Landon sighed. "Come on, Claire Louise, show us the right cave," he directed.
Chapter Six
Mama stared at me across what was now her dining area. I handed Sammy to James, whose face was swollen with crying. He held the cat close and made a gulping ending to the crying he'd been doing all morning, thinking the cat was gone for good.
"He wouldn't eat breakfast, he wouldn't listen to any reasoning," Mama told me. "I tell you, I couldn't bear it. And now he's running a fever and hiccuping. You know what his hiccups are like. Just like Claire Louise's. They last hours. To say nothing of the worry I had over you, Claire Louise. I tell you, I wish I'd left you with your grandmother."
"I have somebody outside who can fix James up," I said softly.
"I don't know why I didn't leave you there. Your father has a fixation about the family being together, is why. And I don't know why I just don't take up a wooden spoon and paddle you good right now. What did you say? You brought someone home? Into this quagmire? Who?"
He'd sneaked in behind me. "It's me, Mama," Landon said. He came right past me, putting a reassuring hand on my shoulder, and went directly into Mama's arms.
"Oh, my boy, my boy." She clung to him, crying. He was at least two heads taller than she was.
"It's all right," he kept saying, "I'm home. I'm here. I'm fine, Mama. All in one piece." He lifted her right off the floor and held her. Sh
e reached for her handkerchief and blotted her tears.
"God is good," she said.
"Yeah," Landon said, "though sometimes He gets a little confused. Having trouble with the kids are you, Mama?" He released her and leaned down next to James, who sat with the cat in his arms. "How you doin', Buddy?"
James smiled at him. A knowing and secretive smile. They hugged, Sammy squashed between them. They had a great deal of feeling for each other, these two. James worshipped Landon and Landon didn't treat him like a child. He talked to him like a man, and James responded in kind.
Landon felt his face. "You seem a bit warm, Buddy. You know, I got the greatest new fixings for fever. You take some of it, and I'll take you outside to give some carrots to Rosie before the shelling starts again. What do you say?"
James said yes.
Landon stood and took James by the hand and they went toward the hall. "My bag is outside," he said. "Hope you got carrots, Ma." And then, "I'm bringing somebody else back in.
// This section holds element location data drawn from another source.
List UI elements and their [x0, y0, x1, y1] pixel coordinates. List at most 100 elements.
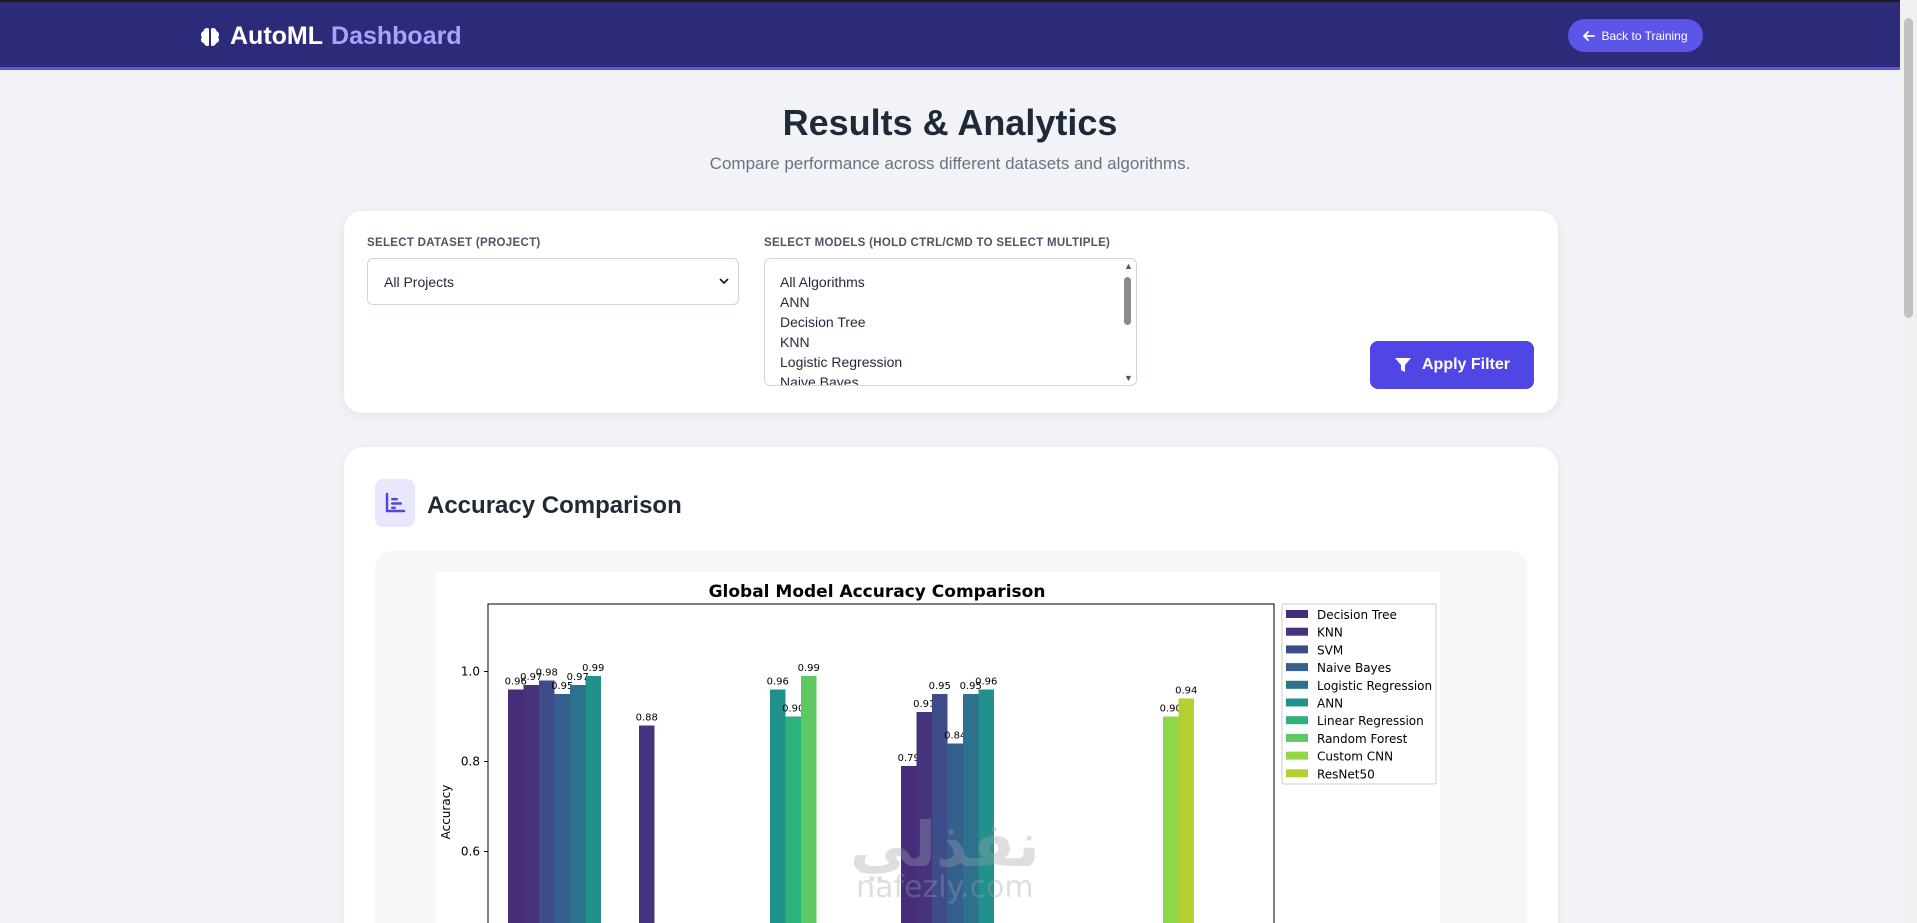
bar-value-label: 0.95: [551, 681, 573, 692]
legend-label: Linear Regression: [1317, 714, 1424, 728]
chevron-down-icon: [719, 278, 729, 285]
legend-swatch: [1286, 698, 1308, 707]
legend-swatch: [1286, 751, 1308, 760]
legend-swatch: [1286, 733, 1308, 742]
models-options-list: All Algorithms ANN Decision Tree KNN Logisti…: [765, 259, 1136, 386]
legend-box: [1281, 603, 1437, 785]
bar-value-label: 0.99: [582, 663, 604, 674]
chart-title: Global Model Accuracy Comparison: [709, 582, 1046, 602]
bar-logistic-regression: [570, 685, 586, 923]
filter-card: SELECT DATASET (PROJECT) All Projects SE…: [344, 211, 1558, 413]
legend-label: ANN: [1317, 697, 1343, 711]
bar-value-label: 0.90: [782, 704, 804, 715]
bar-value-label: 0.95: [960, 681, 982, 692]
bar-knn: [523, 685, 539, 923]
legend-swatch: [1286, 610, 1308, 618]
bar-value-label: 0.97: [567, 672, 589, 683]
bar-naive-bayes: [554, 694, 570, 923]
dataset-select[interactable]: All Projects: [367, 258, 739, 305]
filter-icon: [1394, 358, 1411, 372]
bar-knn: [916, 712, 932, 923]
bar-ann: [585, 676, 601, 923]
plot-frame: [487, 603, 1275, 923]
models-scrollbar-thumb[interactable]: [1124, 277, 1131, 325]
brain-icon: [201, 27, 219, 46]
legend-label: Logistic Regression: [1317, 679, 1432, 693]
bar-linear-regression: [785, 716, 801, 923]
legend-label: Random Forest: [1317, 732, 1408, 746]
arrow-left-icon: [1583, 30, 1596, 41]
legend-swatch: [1286, 769, 1308, 778]
models-label: SELECT MODELS (HOLD CTRL/CMD TO SELECT M…: [764, 237, 1111, 249]
y-tick-label: 0.6: [461, 845, 480, 859]
y-axis-label: Accuracy: [439, 785, 453, 840]
bar-ann: [770, 689, 786, 923]
model-option[interactable]: Logistic Regression: [780, 354, 903, 370]
dataset-label: SELECT DATASET (PROJECT): [367, 237, 541, 249]
bar-custom-cnn: [1163, 716, 1179, 923]
brand-highlight: Dashboard: [331, 22, 462, 50]
top-navbar: AutoML Dashboard Back to Training: [0, 0, 1917, 70]
back-button-label: Back to Training: [1601, 28, 1688, 43]
bar-value-label: 0.84: [944, 731, 966, 742]
page-scrollbar-thumb[interactable]: [1904, 18, 1913, 318]
model-option[interactable]: All Algorithms: [780, 274, 865, 290]
bar-resnet50: [1178, 698, 1194, 923]
bar-value-label: 0.98: [536, 668, 558, 679]
bar-value-label: 0.97: [520, 672, 542, 683]
bar-svm: [932, 694, 948, 923]
model-option[interactable]: Naive Bayes: [780, 374, 859, 386]
apply-filter-label: Apply Filter: [1421, 356, 1510, 373]
chart-bar-icon: [375, 479, 415, 527]
legend-swatch: [1286, 627, 1308, 636]
legend-swatch: [1286, 645, 1308, 654]
y-tick-label: 1.0: [461, 665, 480, 679]
scroll-up-icon[interactable]: ▲: [1124, 261, 1133, 271]
accuracy-comparison-card: Accuracy Comparison Global Model Accurac…: [344, 447, 1558, 923]
bar-value-label: 0.90: [1160, 704, 1182, 715]
accuracy-chart: Global Model Accuracy Comparison Accurac…: [436, 572, 1440, 923]
dataset-select-value: All Projects: [384, 273, 455, 290]
bar-logistic-regression: [963, 694, 979, 923]
bar-value-label: 0.96: [975, 677, 997, 688]
bar-naive-bayes: [947, 743, 963, 923]
brand-logo[interactable]: AutoML Dashboard: [198, 22, 462, 51]
bar-decision-tree: [901, 766, 917, 923]
apply-filter-button[interactable]: Apply Filter: [1370, 341, 1534, 389]
model-option[interactable]: Decision Tree: [780, 314, 866, 330]
models-scrollbar[interactable]: ▲ ▼: [1122, 261, 1134, 383]
model-option[interactable]: ANN: [780, 294, 810, 310]
bar-value-label: 0.96: [767, 677, 789, 688]
bar-ann: [978, 689, 994, 923]
back-to-training-button[interactable]: Back to Training: [1568, 19, 1703, 52]
bar-decision-tree: [508, 689, 524, 923]
page-subtitle: Compare performance across different dat…: [709, 154, 1191, 173]
bar-value-label: 0.94: [1175, 686, 1197, 697]
models-multiselect[interactable]: All Algorithms ANN Decision Tree KNN Logisti…: [764, 258, 1137, 386]
bar-svm: [539, 680, 555, 923]
legend-swatch: [1286, 680, 1308, 689]
bar-value-label: 0.91: [913, 699, 935, 710]
brand-name: AutoML: [230, 22, 324, 50]
scroll-down-icon[interactable]: ▼: [1124, 373, 1133, 383]
model-option[interactable]: KNN: [780, 334, 810, 350]
bar-value-label: 0.96: [505, 677, 527, 688]
bar-value-label: 0.79: [898, 753, 920, 764]
legend-label: ResNet50: [1317, 767, 1375, 781]
bar-knn: [639, 725, 655, 923]
bar-value-label: 0.88: [636, 713, 658, 724]
legend-label: KNN: [1317, 626, 1343, 640]
page-scrollbar[interactable]: [1900, 0, 1917, 923]
bar-random-forest: [801, 676, 817, 923]
page-title: Results & Analytics: [782, 102, 1118, 143]
legend-label: Custom CNN: [1317, 750, 1393, 764]
chart-container: Global Model Accuracy Comparison Accurac…: [375, 551, 1527, 923]
legend-label: SVM: [1317, 643, 1343, 657]
bar-value-label: 0.99: [798, 663, 820, 674]
bar-value-label: 0.95: [929, 681, 951, 692]
legend-swatch: [1286, 716, 1308, 725]
legend-label: Naive Bayes: [1317, 661, 1391, 675]
legend-label: Decision Tree: [1317, 608, 1397, 622]
legend-swatch: [1286, 663, 1308, 672]
y-tick-label: 0.8: [461, 755, 480, 769]
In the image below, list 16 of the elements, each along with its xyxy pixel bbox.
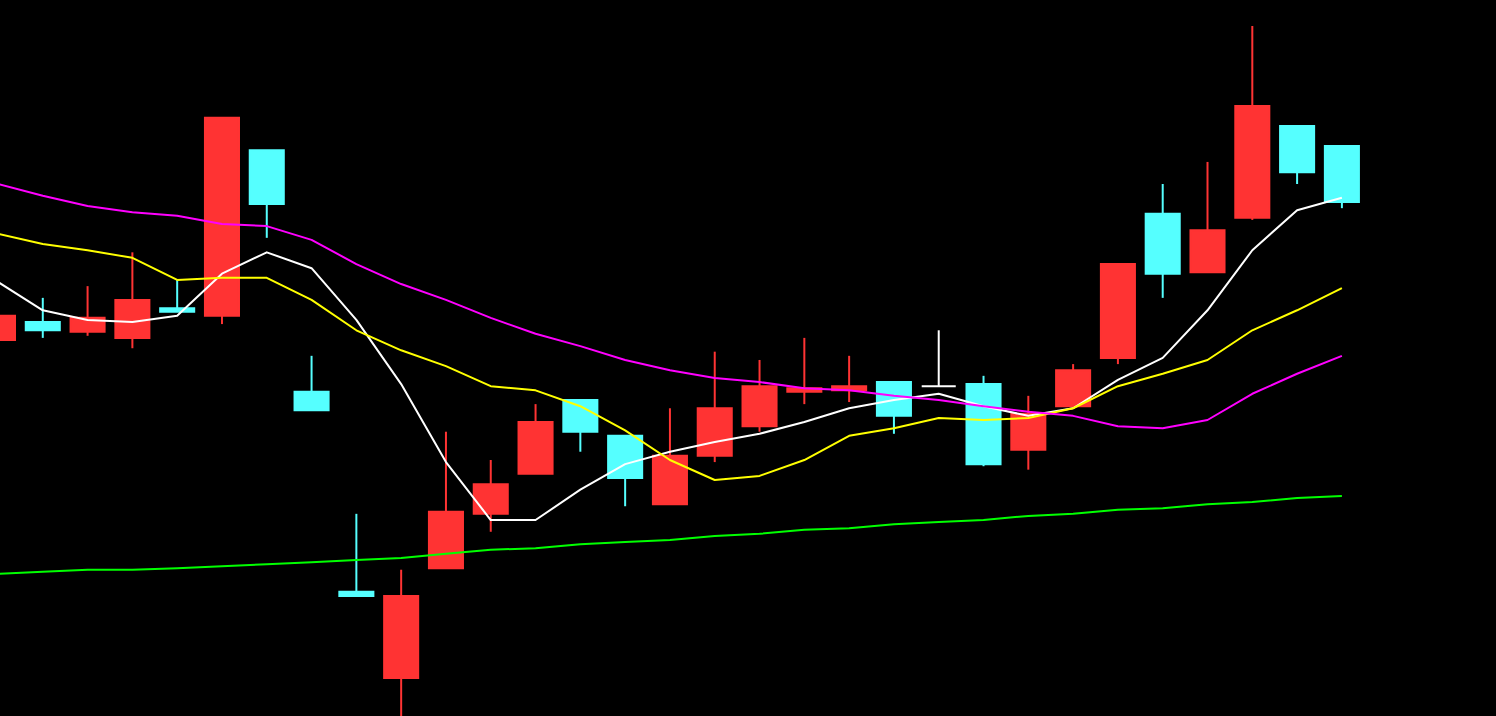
candlestick bbox=[920, 329, 957, 388]
candlestick bbox=[1010, 394, 1047, 471]
candlestick bbox=[741, 358, 778, 433]
candlestick bbox=[1189, 160, 1226, 274]
candlestick bbox=[1279, 125, 1316, 186]
candlestick bbox=[1055, 363, 1092, 408]
candlestick bbox=[562, 398, 599, 453]
candlestick bbox=[696, 350, 733, 464]
candlestick bbox=[338, 512, 375, 597]
candlestick bbox=[159, 278, 196, 313]
candlestick bbox=[69, 285, 106, 337]
candlestick bbox=[293, 354, 330, 412]
candlestick bbox=[472, 459, 509, 533]
candlestick bbox=[114, 251, 151, 350]
candlestick bbox=[24, 296, 61, 339]
candlestick bbox=[607, 434, 644, 508]
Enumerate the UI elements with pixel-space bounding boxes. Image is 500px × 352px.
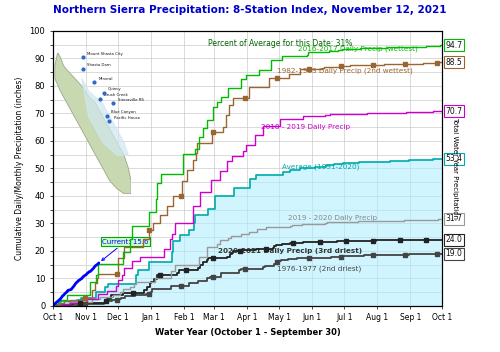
Text: Brush Creek: Brush Creek <box>100 93 128 99</box>
X-axis label: Water Year (October 1 - September 30): Water Year (October 1 - September 30) <box>155 328 340 337</box>
Text: Shasta Dam: Shasta Dam <box>83 63 111 69</box>
Text: Blue Canyon: Blue Canyon <box>107 110 136 116</box>
Text: 88.5: 88.5 <box>446 58 462 67</box>
Text: 2019 - 2020 Daily Precip: 2019 - 2020 Daily Precip <box>288 215 377 221</box>
Text: Mineral: Mineral <box>94 77 113 82</box>
Y-axis label: Total Water Year Precipitation: Total Water Year Precipitation <box>452 117 458 219</box>
Text: 2016-2017 Daily Precip (wettest): 2016-2017 Daily Precip (wettest) <box>298 46 418 52</box>
Text: 2018 - 2019 Daily Precip: 2018 - 2019 Daily Precip <box>261 124 350 130</box>
Text: 24.0: 24.0 <box>446 235 462 244</box>
Text: 1982-1983 Daily Precip (2nd wettest): 1982-1983 Daily Precip (2nd wettest) <box>277 68 412 74</box>
Text: 2020-2021 Daily Precip (3rd driest): 2020-2021 Daily Precip (3rd driest) <box>218 248 362 254</box>
Text: Mount Shasta City: Mount Shasta City <box>83 52 123 57</box>
Polygon shape <box>82 78 128 155</box>
Text: 31.7: 31.7 <box>446 214 462 223</box>
Y-axis label: Cumulative Daily/Monthly Precipitation (inches): Cumulative Daily/Monthly Precipitation (… <box>15 77 24 260</box>
Text: Current: 15.6: Current: 15.6 <box>102 239 148 260</box>
Text: 19.0: 19.0 <box>446 249 462 258</box>
Polygon shape <box>55 53 131 194</box>
Text: 1976-1977 (2nd driest): 1976-1977 (2nd driest) <box>277 265 361 272</box>
Text: Sierraville RS: Sierraville RS <box>114 98 144 103</box>
Text: 94.7: 94.7 <box>446 41 462 50</box>
Text: Percent of Average for this Date: 31%: Percent of Average for this Date: 31% <box>208 39 352 48</box>
Text: 53.4: 53.4 <box>446 155 462 163</box>
Text: Pacific House: Pacific House <box>110 115 140 121</box>
Text: 70.7: 70.7 <box>446 107 462 116</box>
Text: Average (1991-2020): Average (1991-2020) <box>282 163 360 170</box>
Text: Northern Sierra Precipitation: 8-Station Index, November 12, 2021: Northern Sierra Precipitation: 8-Station… <box>53 5 447 15</box>
Text: Quincy: Quincy <box>104 87 122 93</box>
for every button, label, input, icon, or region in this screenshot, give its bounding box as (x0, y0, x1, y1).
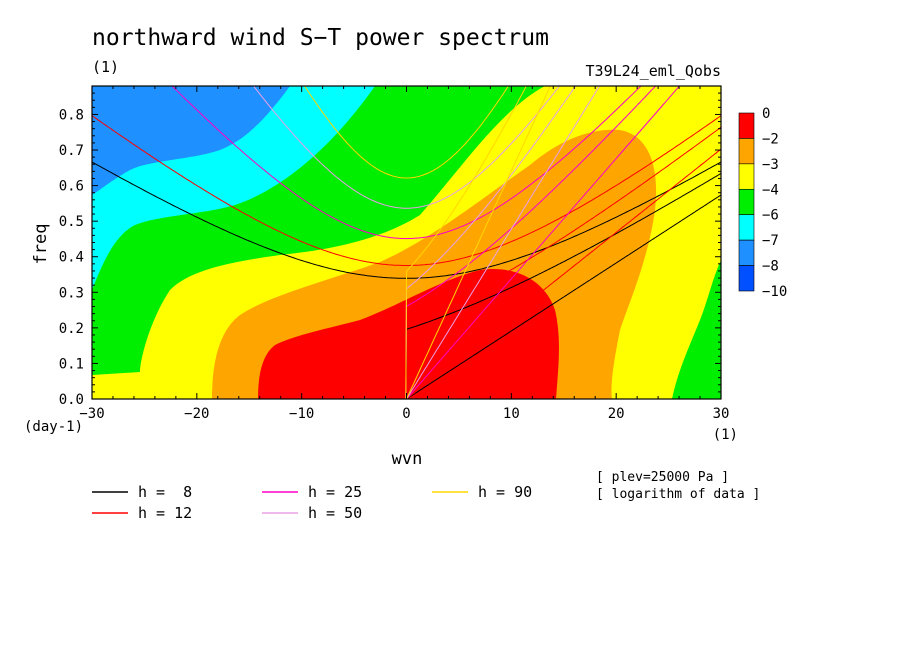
colorbar: 0 −2 −3 −4 −6 −7 −8 −10 (738, 106, 787, 300)
band-level-minus6-to-minus4-east (672, 260, 721, 399)
y-tick-label: 0.4 (59, 250, 84, 266)
colorbar-swatch (738, 112, 755, 139)
ig1-curve (304, 86, 509, 179)
axes: −30 −20 −10 0 10 20 30 0.0 0.1 0.2 0.3 0.4 0.5 0.6 0.7… (59, 86, 730, 422)
colorbar-swatch (738, 214, 755, 241)
chart-title: northward wind S−T power spectrum (92, 25, 549, 51)
colorbar-label: −8 (762, 259, 779, 275)
y-tick-label: 0.1 (59, 356, 84, 372)
mrg-east-curve (406, 86, 528, 272)
x-tick-label: 0 (402, 406, 410, 422)
y-tick-label: 0.8 (59, 107, 84, 123)
note-plev: [ plev=25000 Pa ] (596, 470, 729, 485)
legend-label: h = 90 (478, 483, 532, 501)
legend-label: h = 50 (308, 504, 362, 522)
mrg-east-curve (406, 86, 577, 290)
chart-subtitle-left: (1) (92, 58, 119, 76)
colorbar-label: −3 (762, 157, 779, 173)
colorbar-label: 0 (762, 106, 770, 122)
colorbar-label: −6 (762, 208, 779, 224)
kelvin-curve (406, 148, 721, 399)
x-unit-label: (1) (713, 427, 738, 443)
colorbar-swatch (738, 188, 755, 216)
colorbar-swatch (738, 239, 755, 266)
legend-label: h = 12 (138, 504, 192, 522)
colorbar-label: −4 (762, 182, 779, 198)
x-tick-label: −10 (289, 406, 314, 422)
x-tick-label: −20 (184, 406, 209, 422)
contour-fill (92, 86, 721, 399)
mrg-east-curve (406, 173, 721, 330)
chart-subtitle-right: T39L24_eml_Qobs (586, 62, 721, 80)
y-tick-label: 0.2 (59, 321, 84, 337)
x-tick-label: 30 (713, 406, 730, 422)
ig1-curve (92, 115, 721, 266)
band-level-minus8-to-minus7 (92, 86, 290, 195)
x-tick-label: −30 (79, 406, 104, 422)
y-tick-label: 0.6 (59, 179, 84, 195)
colorbar-swatch (738, 265, 755, 292)
ig1-curve (252, 86, 561, 209)
legend-label: h = 25 (308, 483, 362, 501)
colorbar-swatch (738, 163, 755, 190)
legend: h = 8 h = 12 h = 25 h = 50 h = 90 (92, 483, 532, 522)
dispersion-curves (92, 86, 721, 399)
y-axis-label: freq (31, 224, 51, 265)
x-axis-label: wvn (392, 449, 423, 469)
x-tick-label: 10 (503, 406, 520, 422)
kelvin-curve (406, 194, 721, 399)
colorbar-label: −2 (762, 131, 779, 147)
colorbar-label: −7 (762, 233, 779, 249)
mrg-east-curve (406, 86, 657, 307)
y-tick-label: 0.7 (59, 143, 84, 159)
y-tick-label: 0.0 (59, 392, 84, 408)
legend-label: h = 8 (138, 483, 192, 501)
mrg-east-curve (406, 126, 721, 323)
colorbar-swatch (738, 138, 755, 165)
band-level-minus2-to-0 (258, 269, 559, 399)
kelvin-curve (406, 86, 601, 399)
y-unit-label: (day-1) (24, 419, 83, 435)
y-tick-label: 0.5 (59, 214, 84, 230)
ig1-curve (171, 86, 642, 240)
kelvin-curve (406, 86, 551, 399)
y-tick-label: 0.3 (59, 285, 84, 301)
x-tick-label: 20 (608, 406, 625, 422)
kelvin-curve (406, 86, 681, 399)
colorbar-label: −10 (762, 284, 787, 300)
note-logarithm: [ logarithm of data ] (596, 487, 760, 502)
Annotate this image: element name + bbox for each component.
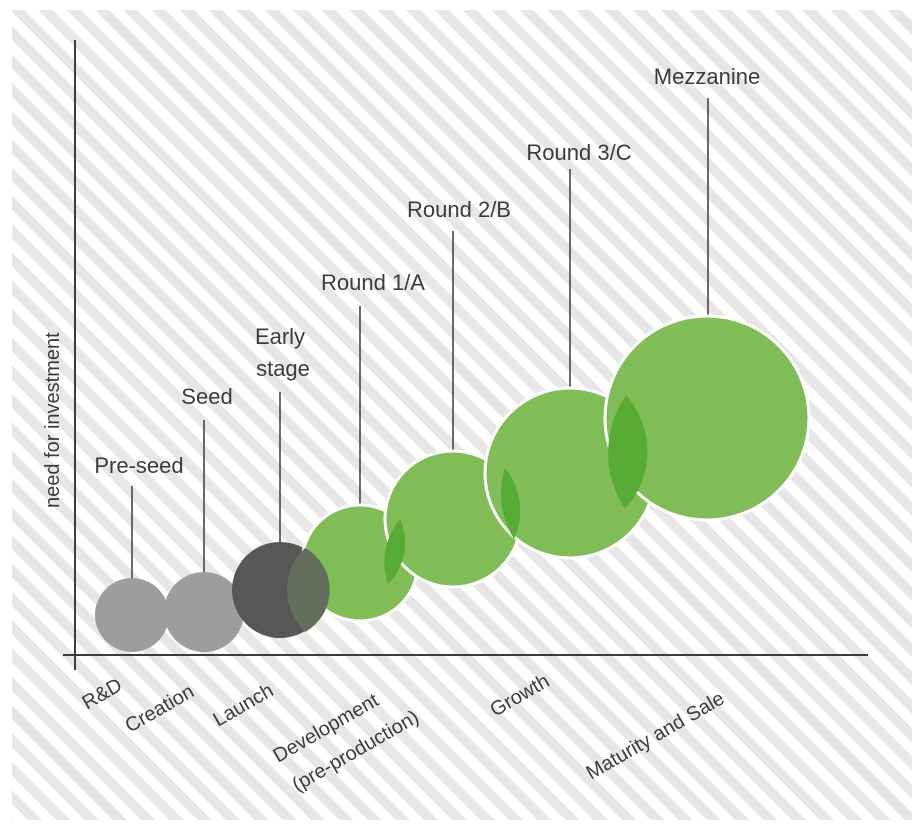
axes — [63, 40, 868, 670]
round-labels: Pre-seed Seed Early stage Round 1/A Roun… — [94, 64, 760, 478]
overlap-round3-mezzanine — [608, 395, 648, 509]
overlap-round1-round2 — [384, 519, 406, 584]
round-label-early: Early — [255, 324, 305, 349]
bubble-mezzanine — [603, 314, 811, 522]
overlap-round2-round3 — [500, 468, 521, 539]
y-axis-label: need for investment — [42, 332, 64, 508]
bubble-seed — [164, 572, 244, 652]
round-label-mezzanine: Mezzanine — [654, 64, 760, 89]
overlap-early-round1 — [286, 548, 330, 632]
bubble-pre-seed — [95, 578, 169, 652]
round-label-round-2b: Round 2/B — [407, 197, 511, 222]
round-label-seed: Seed — [181, 384, 232, 409]
leader-lines — [131, 98, 709, 578]
overlap-regions — [286, 395, 648, 632]
round-label-round-1a: Round 1/A — [321, 270, 425, 295]
round-label-pre-seed: Pre-seed — [94, 453, 183, 478]
round-label-round-3c: Round 3/C — [526, 140, 631, 165]
round-label-stage: stage — [256, 356, 310, 381]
Hope you got coffee, too. Oh, and I don't mean to outrank you, Ma, but she's too big for paddlin'. I'll talk to her if you want. Just let me know."
He winked at me and tweaked my nose as they walked out into the sunlight.
Within less than an hour, Robert was welcomed, sat down at the table, plied with food, fussed over by Mama, undressed, and washed by Easter, who told him to hush his mouth. She worked, even now, at the hospital two days a week and if she hadn't seen it already, then it didn't exist.
They gave him a room of his own with clean sheets and a light summer blanket. Easter approved Landon's bandaging of Robert and told him to go and clean up, too, or did he want her to do it. After all, "it ain't been that long since I done it when you wuz a little boy, Master Landon."
Landon skedaddled out of there, quick as he could.
But not before he took me into my room, where he put a newfangled thing called a thermometer into my mouth. When he took it out, he showed me my temperature. "One hundred and two," he said.
Then he gave me a dose of quinine and told me to get out of my wet shoes and stockings and dress and go to bed. I put on my nightgown and followed him into the kitchen.